Sin contar 2009, la mayoría de las empresas fue aumentando su facturación y volumen de negocios en forma sostenida desde 2003. Algunas más que otras de acuerdo con el sector, el posicionamiento de sus marcas y conceptos, y a la vez los niveles de inversión y proyección comercial.

Todo este crecimiento y evolución de negocios estuvo sostenido con las estructuras internas de las empresas y esquemas de trabajo de los años 90, ya sea en la tecnología, los sistemas y la cultura de hacer y proveer los negocios. Cuando el país estallo y el consumo estuvo en los niveles más bajos, la mayoría de las empresas decidió no invertir y reducir sus estructuras de funcionamiento a niveles muy bajos de operación esperando qué iba a acontecer en el país.

La evolución y el crecimiento del nivel de actividad fueron tan sorpresivos que a la mayoría de las pymes las sorprendió en lo que llamamos «haciendo la plancha». Sólo pudieron eludir de alguna manera esta situación las empresas que comenzaron sus actividades en este período y se prepararon a tal efecto.

Si tomamos lo anterior como indicador, es muy factible suponer que la mayoría de las empresas armó su estructura de trabajo con los esquemas anteriores como base, sin analizar, en muchos casos por falta de tiempo, financiamiento y conocimiento, si estas estructuras de gestión necesitaban una readecuación a los nuevos tiempos y negocios.

Si hacemos un análisis más profundo de lo sucedido, nos daríamos cuenta de que estas empresas han incorporado gente, estructuras físicas, sistemas y metodologías en un mundo muy cambiante, pero sobre bases de funcionamiento poco firmes.

Problemática

Como consecuencia de esto, encontramos que muchas pymes han «engordado y tomado peso» de la misma manera que han crecido sus negocios, y si consideramos que este «engordamiento» ha sido sobre bases y culturas antiguas, la problemática en algunos casos es una empresa con poca capacidad de maniobra. Para lo cual es importante determinar dónde se encuentra «la grasa» y atacarla con inmediatez. Aunque es difícil de imaginar, en algunos casos «estas grasas» van generando una adiposidad que tiene varias consecuencias, como personal desmotivado y sin dirección, aumento del «radio pasillo», falta de productividad en los niveles de gestión comercial, falta de respuesta a cambios de rumbo y tecnologías, y un aumento del costo indirecto (costo fijo) en forma directamente proporcional al aumento de los negocios.

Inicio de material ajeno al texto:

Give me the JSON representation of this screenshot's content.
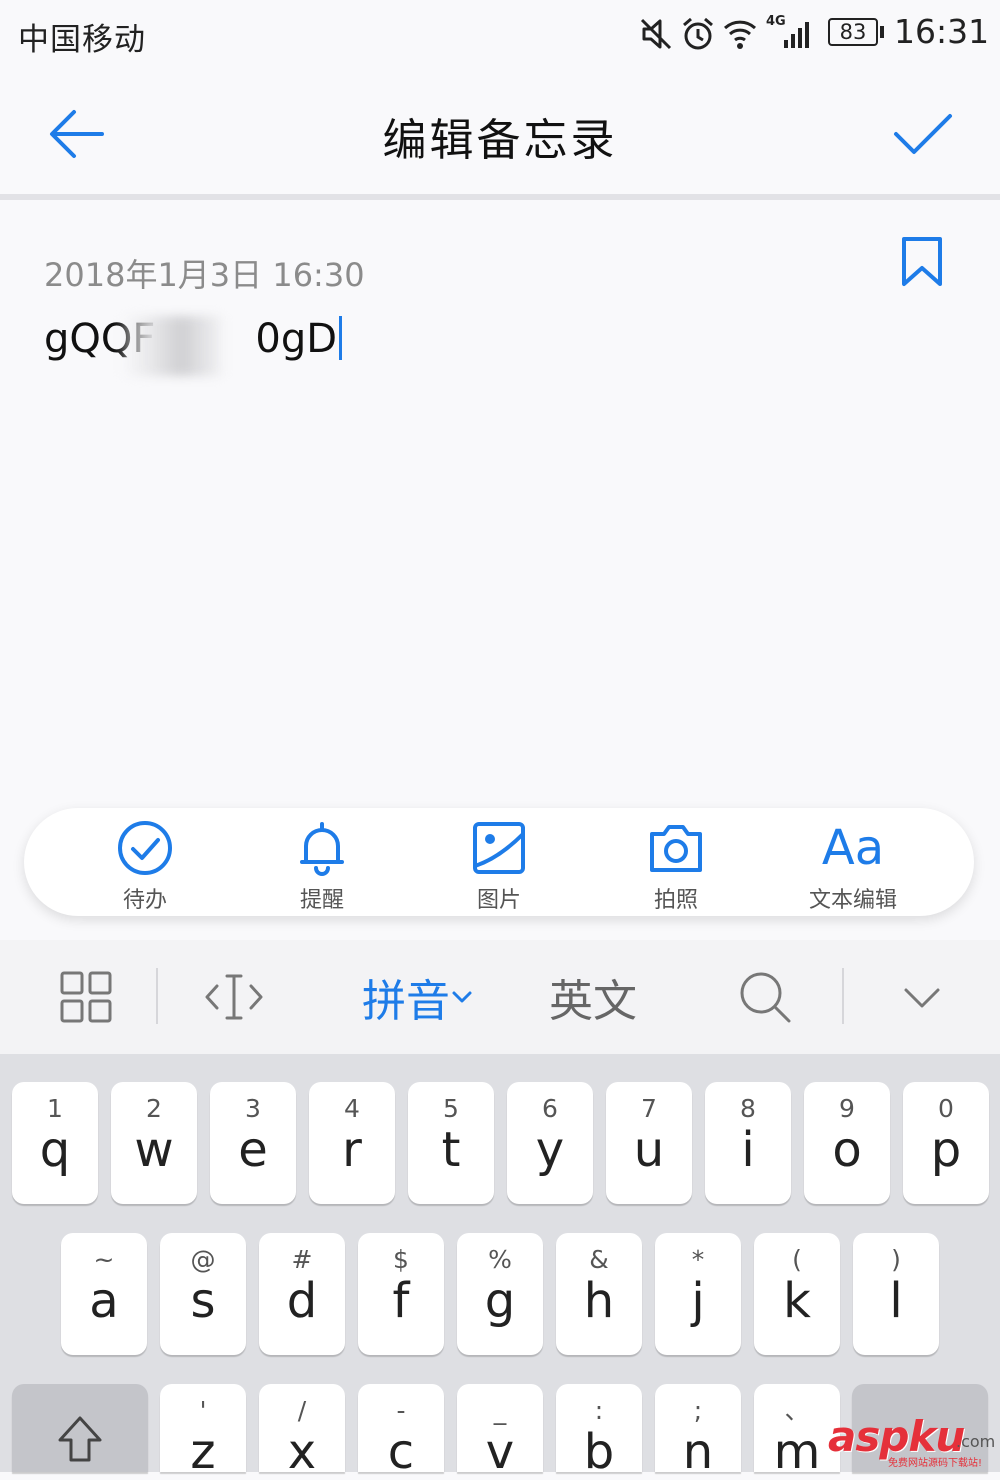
{
  "status_bar": {
    "carrier": "中国移动",
    "network": "4G",
    "battery": "83",
    "time": "16:31"
  },
  "title_bar": {
    "back_icon": "arrow-left-icon",
    "title": "编辑备忘录",
    "confirm_icon": "checkmark-icon"
  },
  "note": {
    "date": "2018年1月3日 16:30",
    "text_before": "gQQF",
    "text_after": "0gD",
    "bookmark_icon": "bookmark-icon"
  },
  "toolbar": {
    "items": [
      {
        "label": "待办",
        "icon": "todo-check-icon"
      },
      {
        "label": "提醒",
        "icon": "bell-icon"
      },
      {
        "label": "图片",
        "icon": "image-icon"
      },
      {
        "label": "拍照",
        "icon": "camera-icon"
      },
      {
        "label": "文本编辑",
        "icon": "text-format-icon",
        "glyph": "Aa"
      }
    ]
  },
  "keyboard": {
    "top_bar": {
      "pinyin": "拼音",
      "english": "英文"
    },
    "row1": [
      {
        "hint": "1",
        "char": "q"
      },
      {
        "hint": "2",
        "char": "w"
      },
      {
        "hint": "3",
        "char": "e"
      },
      {
        "hint": "4",
        "char": "r"
      },
      {
        "hint": "5",
        "char": "t"
      },
      {
        "hint": "6",
        "char": "y"
      },
      {
        "hint": "7",
        "char": "u"
      },
      {
        "hint": "8",
        "char": "i"
      },
      {
        "hint": "9",
        "char": "o"
      },
      {
        "hint": "0",
        "char": "p"
      }
    ],
    "row2": [
      {
        "hint": "~",
        "char": "a"
      },
      {
        "hint": "@",
        "char": "s"
      },
      {
        "hint": "#",
        "char": "d"
      },
      {
        "hint": "$",
        "char": "f"
      },
      {
        "hint": "%",
        "char": "g"
      },
      {
        "hint": "&",
        "char": "h"
      },
      {
        "hint": "*",
        "char": "j"
      },
      {
        "hint": "(",
        "char": "k"
      },
      {
        "hint": ")",
        "char": "l"
      }
    ],
    "row3": [
      {
        "hint": "'",
        "char": "z"
      },
      {
        "hint": "/",
        "char": "x"
      },
      {
        "hint": "-",
        "char": "c"
      },
      {
        "hint": "_",
        "char": "v"
      },
      {
        "hint": ":",
        "char": "b"
      },
      {
        "hint": ";",
        "char": "n"
      },
      {
        "hint": "、",
        "char": "m"
      }
    ]
  },
  "watermark": {
    "main": "aspku",
    "suffix": ".com",
    "sub": "免费网站源码下载站!"
  },
  "colors": {
    "accent": "#1e7ce8",
    "background": "#f9f9fb",
    "keyboard_bg": "#dedfe3"
  }
}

Entonces empieza la pregunta: ¿Cómo puede ser que facturando más ganemos menos? ¿Cómo podemos explicar que no tengamos fondos disponibles para inversión? ¿Quién nos puede explicar esto?

Fuerza para crecer

Licuar la «grasa» no es tarea fácil, porque eliminar grasa no es sacar músculo. La empresa necesita fuerzas para crecer, pero con grasa acumulada es imposible este crecimiento, pero sin músculo no hay forma de soportar la carga y armar base para que la empresa se sostenga.

La grasa no deja fluir y sólo es pérdida, y una pérdida que es muy difícil de recuperar ya que no vuelve a ser músculo nunca más, sale por un «caño con colesterol» que sólo produce mecanismos de funcionamiento obsoletos y que obstruyen la producción y generación de nuevos negocios.

La única salida de esta «pesada situación» es reimaginando la empresa, proyectando y visualizando su funcionamiento en toda su cadena de producción y prestación de servicios, y estableciendo un sistema en base a su propia realidad. Una realidad ágil, magra y flexible adaptada para enfrentar los cambios y nuevos desafíos de un mundo que está en una profunda transformación y que necesita empresas sanas y listas para crecer y responder a nuevos e impredecibles desafíos. Desafíos que no pueden ser sostenidos con grasa y adiposidad acumulada.